2022 A month of Halloween movies -- October 16th

White of the Eye (1987) [Criterion]


Is a movie a horror movie just because Criterion decided to include it in their '80s Horror collection for October?  I don't know.  White of the Eye has a serial killer and arguably kind of a final girl bit at the end, but I don't know that it's a horror film, a couple of brutal onscreen murders and an extended psychopath-vs.-blonde chase scene near the end notwithstanding.  I'm more inclined to think of it as a messy thriller/character study, with a disorienting nonlinear plot where the biggest twist is really just the subversion of a hoary movie trope.

The Scatterkat and I were talking about watching a Hammer Frankenstein movie that I can't remember if I've seen or not, but after a busy weekend she decided to head to bed early and I didn't want to watch Cushing and Lee without her.  Browsing through the Criterion-curated '80s Horror selection (and thinking seriously about rewatching John Carpenter's Prince of Darkness, which I haven't seen in many strange aeons), I realized that this one was directed by the co-creator (with Nicholas Roeg) of the strange, brilliant, weird, inexplicable classic Performance and that this one also had (oddly) a soundtrack by Mason+Fenn, i.e. Nick Mason (Pink Floyd's drummer and sole continuous member from inception to the present) and Rick Fenn (10cc's guitarist after Godley and Creme left the band in the mid-'70s).

Oh, and there's David Keith in the lead role, kind of a "that guy" actor who's been in a million different things but none of them ever seem to be the things I think I remember him being in, and who recently popped up in the ignoble periphery of a beloved actor and internet personality's recent revelations about child abuse on the set of a film Keith somehow was directing.  If you're unfamiliar with that sad tale, I'll leave you to your own research and will only say that I'm sorry the gentleman in question--he'll always seem like a kid to me even though he's literally only six months younger than I am--had to deal with trauma.

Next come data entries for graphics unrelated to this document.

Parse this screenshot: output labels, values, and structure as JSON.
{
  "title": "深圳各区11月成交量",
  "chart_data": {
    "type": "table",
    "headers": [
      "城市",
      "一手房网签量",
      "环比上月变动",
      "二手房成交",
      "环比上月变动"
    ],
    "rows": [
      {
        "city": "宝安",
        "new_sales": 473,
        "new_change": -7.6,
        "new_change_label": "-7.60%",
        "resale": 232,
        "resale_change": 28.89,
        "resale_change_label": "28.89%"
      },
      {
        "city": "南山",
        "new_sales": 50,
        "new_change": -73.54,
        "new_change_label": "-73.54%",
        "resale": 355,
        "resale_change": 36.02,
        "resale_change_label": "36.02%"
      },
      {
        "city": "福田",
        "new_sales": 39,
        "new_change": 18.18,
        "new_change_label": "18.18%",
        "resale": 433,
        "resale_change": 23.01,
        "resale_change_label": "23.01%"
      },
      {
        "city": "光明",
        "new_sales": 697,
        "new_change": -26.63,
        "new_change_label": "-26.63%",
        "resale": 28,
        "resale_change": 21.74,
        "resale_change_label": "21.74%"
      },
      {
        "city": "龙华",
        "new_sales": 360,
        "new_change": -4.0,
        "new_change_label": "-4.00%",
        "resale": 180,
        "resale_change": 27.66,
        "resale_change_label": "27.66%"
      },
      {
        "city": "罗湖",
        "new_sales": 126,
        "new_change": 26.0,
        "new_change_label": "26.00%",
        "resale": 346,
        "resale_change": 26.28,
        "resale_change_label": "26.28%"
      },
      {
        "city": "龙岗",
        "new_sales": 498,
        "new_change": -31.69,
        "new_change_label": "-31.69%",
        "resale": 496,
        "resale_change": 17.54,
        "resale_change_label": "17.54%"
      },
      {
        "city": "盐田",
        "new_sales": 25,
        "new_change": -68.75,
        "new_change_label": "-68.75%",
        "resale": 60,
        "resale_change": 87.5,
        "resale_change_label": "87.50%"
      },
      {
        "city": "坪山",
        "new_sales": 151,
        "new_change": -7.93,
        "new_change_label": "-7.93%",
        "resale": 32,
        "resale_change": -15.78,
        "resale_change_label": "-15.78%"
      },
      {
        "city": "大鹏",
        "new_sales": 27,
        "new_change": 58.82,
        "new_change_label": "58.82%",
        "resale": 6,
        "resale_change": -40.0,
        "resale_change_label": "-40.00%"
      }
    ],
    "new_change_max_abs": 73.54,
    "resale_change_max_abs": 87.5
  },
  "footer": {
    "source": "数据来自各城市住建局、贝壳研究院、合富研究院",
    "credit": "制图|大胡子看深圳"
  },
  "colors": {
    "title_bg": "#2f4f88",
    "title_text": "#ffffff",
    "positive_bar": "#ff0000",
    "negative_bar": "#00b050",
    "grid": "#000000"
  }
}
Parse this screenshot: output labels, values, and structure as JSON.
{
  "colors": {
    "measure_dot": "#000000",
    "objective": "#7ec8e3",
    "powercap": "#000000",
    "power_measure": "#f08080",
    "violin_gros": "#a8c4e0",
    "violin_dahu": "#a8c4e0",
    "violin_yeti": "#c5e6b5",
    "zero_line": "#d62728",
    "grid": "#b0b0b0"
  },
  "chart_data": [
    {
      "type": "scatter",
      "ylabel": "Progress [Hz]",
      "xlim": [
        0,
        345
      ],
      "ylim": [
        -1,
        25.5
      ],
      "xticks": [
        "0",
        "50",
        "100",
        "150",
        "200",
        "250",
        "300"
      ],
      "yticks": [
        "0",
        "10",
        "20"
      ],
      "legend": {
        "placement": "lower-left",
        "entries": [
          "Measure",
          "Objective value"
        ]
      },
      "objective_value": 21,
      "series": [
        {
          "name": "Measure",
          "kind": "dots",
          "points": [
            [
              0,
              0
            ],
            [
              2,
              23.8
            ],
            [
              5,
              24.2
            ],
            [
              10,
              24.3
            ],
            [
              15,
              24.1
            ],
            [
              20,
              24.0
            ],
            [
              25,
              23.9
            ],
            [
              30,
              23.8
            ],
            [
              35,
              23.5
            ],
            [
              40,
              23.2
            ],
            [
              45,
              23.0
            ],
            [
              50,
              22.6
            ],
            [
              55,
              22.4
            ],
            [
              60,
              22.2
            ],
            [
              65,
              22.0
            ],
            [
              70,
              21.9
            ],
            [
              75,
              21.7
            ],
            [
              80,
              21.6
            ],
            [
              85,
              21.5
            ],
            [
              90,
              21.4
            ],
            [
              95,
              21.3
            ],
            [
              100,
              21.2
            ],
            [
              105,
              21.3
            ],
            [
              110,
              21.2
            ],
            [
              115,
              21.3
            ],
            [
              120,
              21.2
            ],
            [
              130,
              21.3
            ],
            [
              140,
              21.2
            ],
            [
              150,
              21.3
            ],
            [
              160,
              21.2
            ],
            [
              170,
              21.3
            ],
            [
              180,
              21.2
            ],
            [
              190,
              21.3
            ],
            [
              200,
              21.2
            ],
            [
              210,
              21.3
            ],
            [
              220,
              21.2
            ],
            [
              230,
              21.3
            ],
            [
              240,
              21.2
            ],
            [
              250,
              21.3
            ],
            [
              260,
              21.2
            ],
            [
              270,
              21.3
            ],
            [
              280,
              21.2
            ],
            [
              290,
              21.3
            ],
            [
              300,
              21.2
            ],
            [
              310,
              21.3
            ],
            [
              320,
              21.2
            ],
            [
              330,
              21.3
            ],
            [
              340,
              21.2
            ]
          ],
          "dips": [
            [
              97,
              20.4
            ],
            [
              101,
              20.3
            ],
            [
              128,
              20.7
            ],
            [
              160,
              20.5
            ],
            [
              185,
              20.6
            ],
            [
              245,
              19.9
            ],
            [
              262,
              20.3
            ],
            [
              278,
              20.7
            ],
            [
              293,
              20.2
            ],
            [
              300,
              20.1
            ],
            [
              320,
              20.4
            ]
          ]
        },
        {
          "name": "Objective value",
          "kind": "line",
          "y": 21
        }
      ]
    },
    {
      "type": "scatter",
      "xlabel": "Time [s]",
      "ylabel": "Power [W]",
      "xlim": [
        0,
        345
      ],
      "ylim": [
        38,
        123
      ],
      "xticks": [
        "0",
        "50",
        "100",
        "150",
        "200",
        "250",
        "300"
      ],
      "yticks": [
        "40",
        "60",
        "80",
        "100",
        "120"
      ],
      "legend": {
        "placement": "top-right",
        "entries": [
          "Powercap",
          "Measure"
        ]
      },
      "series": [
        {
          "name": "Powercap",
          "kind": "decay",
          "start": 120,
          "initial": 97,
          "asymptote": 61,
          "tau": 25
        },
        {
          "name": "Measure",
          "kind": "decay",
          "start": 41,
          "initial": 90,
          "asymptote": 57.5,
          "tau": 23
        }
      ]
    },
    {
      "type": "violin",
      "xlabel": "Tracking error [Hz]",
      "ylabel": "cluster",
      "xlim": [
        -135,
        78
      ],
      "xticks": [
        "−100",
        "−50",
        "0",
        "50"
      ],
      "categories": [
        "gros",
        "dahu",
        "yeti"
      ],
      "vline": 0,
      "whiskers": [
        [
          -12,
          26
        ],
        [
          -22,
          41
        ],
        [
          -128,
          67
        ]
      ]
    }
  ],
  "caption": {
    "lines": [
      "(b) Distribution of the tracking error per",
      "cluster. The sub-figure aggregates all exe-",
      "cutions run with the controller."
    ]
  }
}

Anyway, re: fictional horrors: White of the Eye is no Performance nor do I think I'd call it a horror movie.  I'm genuinely not sure what it is.  I don't know if I'd say it's good but it's definitely not bad nor is it mediocre.  It's got an art film's lurching sensibility, all ambition and confusion.  It's also, bizarrely and perhaps should be mentioned, a Golan-Globus era Cannon distribution, which might well lead one to assume it's a low budget exploitation film; I would say it doesn't feel like a big budget movie (though it's well-acted and well-shot enough) but, despite the subject matter, doesn't ooze with sleaze the way an exploitation movie ought to.  Would I recommend it to anyone?  Probably not, not unless they were a huge fan of Performance and wanted to see what the writer and co-director of that one went on to.  Would I tell anyone not to see it?  Probably not; it's not a bad movie, just a strange and disjointed one that has occasional moments of visual poetry mixed in with moments of "What am I watching?"